[Ed. – Because you can never contemplate death too much. Check here for the most likely way you’ll die, given the state you live in. You may be surprised. One thing the citizens of LU Nation won’t be surprised by, however, is the complete absence from this map series of the MSM’s favorite dead horse to flog: “gun violence.” Emphasis added.]
Two months ago, I wrote about the fun and the pitfalls of viral maps, a feature that included 88 simple maps of my own creation. Since then I’ve written up a bunch of short items on some of those maps, walking through how they can both illustrate great information and hide important details. At one point, I said I was done with these. Well, I wasn’t. Here’s another, on death. Enjoy!
The data used to create the table below are from a 2008 CDC report that’s based on numbers from 2005. Ideally, we’d have more up-to-date information, but their page on mortality tables indicates that there’s nothing more recent on state-by-state causes of death.

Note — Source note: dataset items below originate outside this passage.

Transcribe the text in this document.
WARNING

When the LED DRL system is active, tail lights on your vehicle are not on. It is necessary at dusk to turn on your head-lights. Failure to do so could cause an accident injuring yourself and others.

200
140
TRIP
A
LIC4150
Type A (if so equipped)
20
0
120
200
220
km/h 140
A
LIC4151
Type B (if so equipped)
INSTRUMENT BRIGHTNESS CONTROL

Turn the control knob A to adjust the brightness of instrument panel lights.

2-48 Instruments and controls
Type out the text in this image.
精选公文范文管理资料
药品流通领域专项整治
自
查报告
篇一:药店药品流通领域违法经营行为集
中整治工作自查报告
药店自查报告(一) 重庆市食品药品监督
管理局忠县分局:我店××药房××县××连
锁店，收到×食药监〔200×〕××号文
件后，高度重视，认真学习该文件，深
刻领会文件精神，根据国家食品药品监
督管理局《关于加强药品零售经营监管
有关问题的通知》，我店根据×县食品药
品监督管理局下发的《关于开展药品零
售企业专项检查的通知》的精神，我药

[One map] showed the most common causes of death excluding heart disease and cancer. The reason for the exclusions was to create more geographic variation. Heart disease and cancer, the top two leading causes of deaths in every state, account for more deaths than the next eight causes of death combined.
In [the] first two maps, we still only see five causes of death: heart disease, cancer, stroke, accidents, and respiratory diseases. … I created a map in the original interactive that showed which cause (in the national top 10) affected each state at a rate most disproportionate to what one would expect based on the national rates.